When I started my sophomore year, I wasn't exactly thrilled to be living on campus again. Most people that do either do it willingly or simply wanted the convenience of campus being a five minute walk away.
For me, I just wanted my own room where I could throw articles of clothing anywhere I wanted and have a little oasis to go to for relaxation. But due to parental suggestion, I gave in and spent my second year of college living in a dorm again.
I was fortunate to be in a better dorm than I was last year, especially since it was air-conditioned and had its own complimentary perks of a movie theater, kitchen, and gym. I was looking forward to this at least and knew it was close to five of the dining halls as well.

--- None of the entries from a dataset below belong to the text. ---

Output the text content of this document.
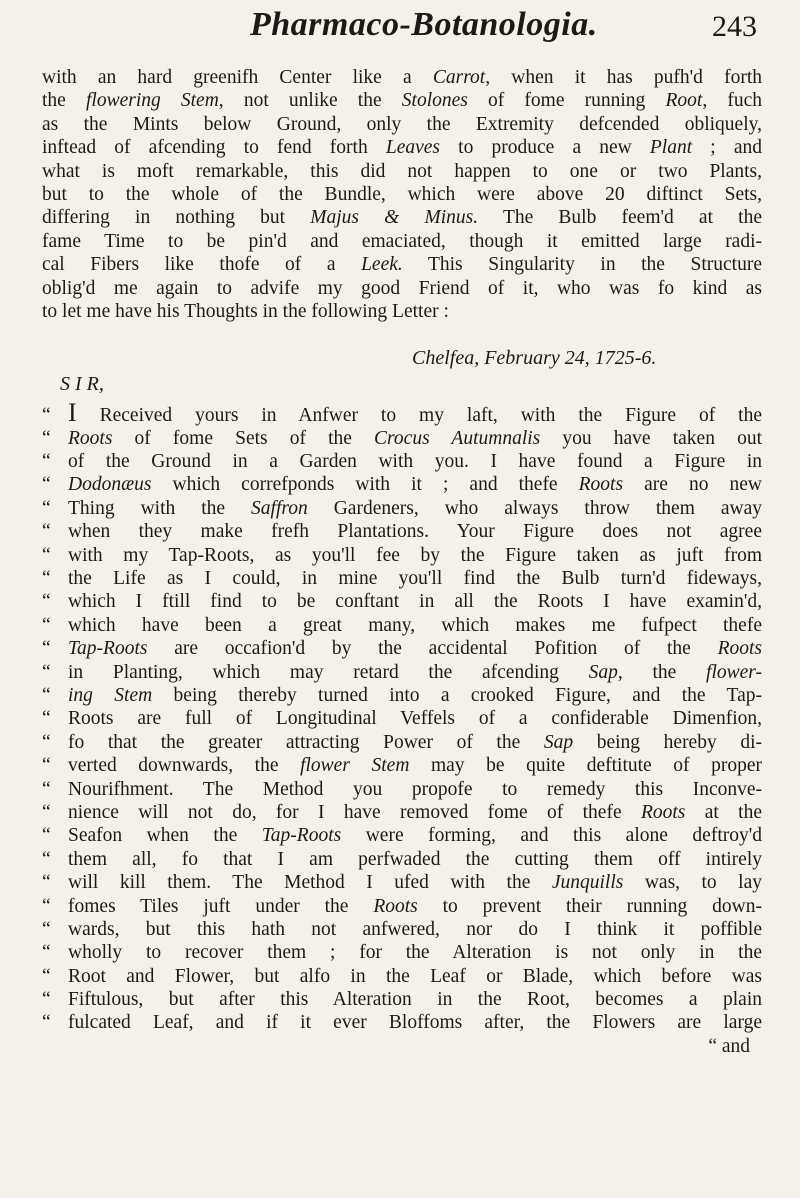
Pharmaco-Botanologia.	243
with an hard greenifh Center like a Carrot, when it has pufh'd forth
the flowering Stem, not unlike the Stolones of fome running Root, fuch
as the Mints below Ground, only the Extremity defcended obliquely,
inftead of afcending to fend forth Leaves to produce a new Plant ; and
what is moft remarkable, this did not happen to one or two Plants,
but to the whole of the Bundle, which were above 20 diftinct Sets,
differing in nothing but Majus & Minus. The Bulb feem'd at the
fame Time to be pin'd and emaciated, though it emitted large radi-
cal Fibers like thofe of a Leek. This Singularity in the Structure
oblig'd me again to advife my good Friend of it, who was fo kind as
to let me have his Thoughts in the following Letter :
Chelfea, February 24, 1725-6.
S I R,
“ I Received yours in Anfwer to my laft, with the Figure of the
“ Roots of fome Sets of the Crocus Autumnalis you have taken out
“ of the Ground in a Garden with you. I have found a Figure in
“ Dodonæus which correfponds with it ; and thefe Roots are no new
“ Thing with the Saffron Gardeners, who always throw them away
“ when they make frefh Plantations. Your Figure does not agree
“ with my Tap-Roots, as you'll fee by the Figure taken as juft from
“ the Life as I could, in mine you'll find the Bulb turn'd fideways,
“ which I ftill find to be conftant in all the Roots I have examin'd,
“ which have been a great many, which makes me fufpect thefe
“ Tap-Roots are occafion'd by the accidental Pofition of the Roots
“ in Planting, which may retard the afcending Sap, the flower-
“ ing Stem being thereby turned into a crooked Figure, and the Tap-
“ Roots are full of Longitudinal Veffels of a confiderable Dimenfion,
“ fo that the greater attracting Power of the Sap being hereby di-
“ verted downwards, the flower Stem may be quite deftitute of proper
“ Nourifhment. The Method you propofe to remedy this Inconve-
“ nience will not do, for I have removed fome of thefe Roots at the
“ Seafon when the Tap-Roots were forming, and this alone deftroy'd
“ them all, fo that I am perfwaded the cutting them off intirely
“ will kill them. The Method I ufed with the Junquills was, to lay
“ fomes Tiles juft under the Roots to prevent their running down-
“ wards, but this hath not anfwered, nor do I think it poffible
“ wholly to recover them ; for the Alteration is not only in the
“ Root and Flower, but alfo in the Leaf or Blade, which before was
“ Fiftulous, but after this Alteration in the Root, becomes a plain
“ fulcated Leaf, and if it ever Bloffoms after, the Flowers are large
“ and
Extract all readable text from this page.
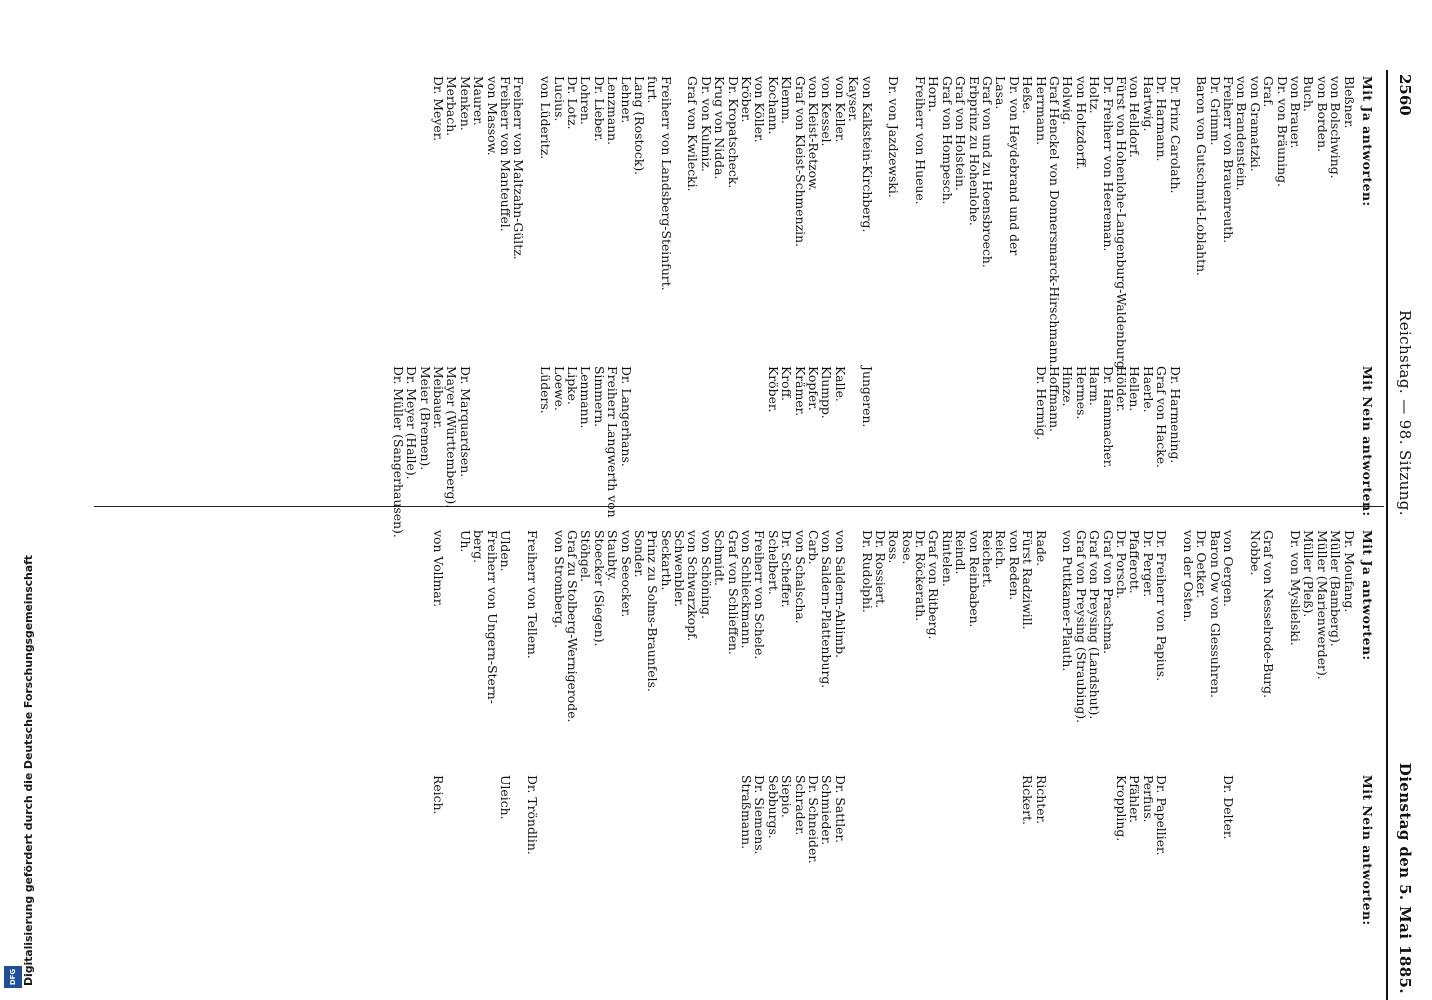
Digitalisierung gefördert durch die Deutsche Forschungsgemeinschaft
DFG
2560
Reichstag. — 98. Sitzung.
Dienstag den 5. Mai 1885.
Mit Ja antworten:
Bleßner.
von Bolschwing.
von Borden.
Buch.
von Brauer.
Dr. von Bräuning.
Graf.
von Gramatzki.
von Brandenstein.
Freiherr von Brauenreuth.
Dr. Grimm.
Baron von Gutschmid-Loblahtn.
Dr. Prinz Carolath.
Dr. Harmann.
Hartwig.
von Helldorf.
Fürst von Hohenlohe-Langenburg-Waldenburg.
Dr. Freiherr von Heereman.
Holtz.
von Holtzdorff.
Holwig.
Graf Henckel von Donnersmarck-Hirschmann.
Herrmann.
Heße.
Dr. von Heydebrand und der
Lasa.
Graf von und zu Hoensbroech.
Erbprinz zu Hohenlohe.
Graf von Holstein.
Graf von Hompesch.
Horn.
Freiherr von Hueue.
Dr. von Jazdzewski.
von Kalkstein-Kirchberg.
Kayser.
von Keller.
von Kessel.
von Kleist-Retzow.
Graf von Kleist-Schmenzin.
Klemm.
Kochann.
von Köller.
Kröber.
Dr. Kropatscheck.
Krug von Nidda.
Dr. von Kulmiz.
Graf von Kwilecki.
Freiherr von Landsberg-Steinfurt.
furt.
Lang (Rostock).
Lehner.
Lenzmann.
Dr. Lieber.
Lohren.
Dr. Lotz.
Lucius.
von Lüderitz.
Freiherr von Maltzahn-Gültz.
Freiherr von Manteuffel.
von Massow.
Maurer.
Menken.
Merbach.
Dr. Meyer.
Mit Nein antworten:
Dr. Harmening.
Graf von Hacke.
Haerle.
Hellen.
Hölder.
Dr. Hammacher.
Harm.
Hermes.
Hinze.
Hoffmann.
Dr. Hermig.
Jungeren.
Kalle.
Klumpp.
Kopfer.
Krämer.
Kroff.
Kröber.
Dr. Langerhans.
Freiherr Langwerth von
Simmern.
Lenmann.
Lipke.
Loewe.
Lüders.
Dr. Marquardsen.
Mayer (Württemberg).
Meibauer.
Meier (Bremen).
Dr. Meyer (Halle).
Dr. Müller (Sangerhausen).
Mit Ja antworten:
Dr. Moufang.
Müller (Bamberg).
Müller (Marienwerder).
Müller (Pleß).
Dr. von Myslielski.
Graf von Nesselrode-Burg.
Nobbe.
von Oergen.
Baron Ow von Glessuhren.
Dr. Oetker.
von der Osten.
Dr. Freiherr von Papius.
Dr. Perger.
Pfafferott.
Dr. Porsch.
Graf von Praschma.
Graf von Preysing (Landshut).
Graf von Preysing (Straubing).
von Puttkamer-Plauth.
Rade.
Fürst Radziwill.
von Reden.
Reich.
Reichert.
von Reinbaben.
Reindl.
Rintelen.
Graf von Ritberg.
Dr. Röckerath.
Rose.
Ross.
Dr. Rossiert.
Dr. Rudolphi.
von Saldern-Ahlimb.
von Saldern-Plattenburg.
Carb.
von Schalscha.
Dr. Scheffer.
Schelbert.
Freiherr von Schele.
von Schlieckmann.
Graf von Schlieffen.
Schmidt.
von Schöning.
von Schwarzkopf.
Schwenbler.
Seckarth.
Prinz zu Solms-Braunfels.
Sonder.
von Seeocker.
Staubty.
Stoecker (Siegen).
Stöhgel.
Graf zu Stolberg-Wernigerode.
von Stromberg.
Freiherr von Tellem.
Ulden.
Freiherr von Ungern-Stern-
berg.
Uh.
von Vollmar.
Mit Nein antworten:
Dr. Delter.
Dr. Papellier.
Perfius.
Pfähler.
Kroppling.
Richter.
Rickert.
Dr. Sattler.
Schmieder.
Dr. Schneider.
Schrader.
Siepio.
Sebburgs.
Dr. Siemens.
Straßmann.
Dr. Tröndlin.
Uleich.
Reich.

But my stubbornness remained and I was still wishing that I had my own apartment that so many of my friends had moved onto after freshman year.
However, I found that moving into a dorm again as a sophomore was a lot different than moving into one as a freshman. For one, you know your school and already have good friends. You're no longer lost and overwhelmed by college. You have a place and are no longer afraid to put yourself out there. It was also extremely easy to do this because my new dorm housed both freshman and sophomores, so I had people in my hall who were in the same position as me.
Fortunately, I was also blessed with two great roommate experiences both years. There were never any big fights or awkward silences that occurred between us. Both of the girls I lived with were vastly different people that opened me up to a world of possibilities and friendships I never knew I could gain. They saw me at my best and my worst and I am forever grateful to them for the compassion they showed and the hope they gave me that things would be okay.
But I find that each semester in college is different and despite the fact that I enjoyed the convenience of class being at my doorstep and the carpeted floors that lined my room, I know that it is time for me to move on.
I have met so many more people because I was able to live on campus again. I was able to be more open and really get a sense of what it means to be a leader and a friend to someone, since my roommate this year was a freshman.
I was able to walk proudly and have things to do as I observed the freshman stumble through this, realizing that I may have looked just as nervous as them last year. I grew exponentially this past year and I only wonder how much growth I would've missed out on had I decided to jump into an apartment after my first year of college.
Looking back I probably wasn't as ready as I thought. I had a lot of figuring out to go through (and that I'm still going through) and I know I've gained a sense of responsibility from it.
I know that this is a chapter in my life I must end. It prepared me for more than I probably realized but I feel more than ready for a change. I know there's a part of me that will miss being on campus but somehow it's a necessary step to take in order to grow.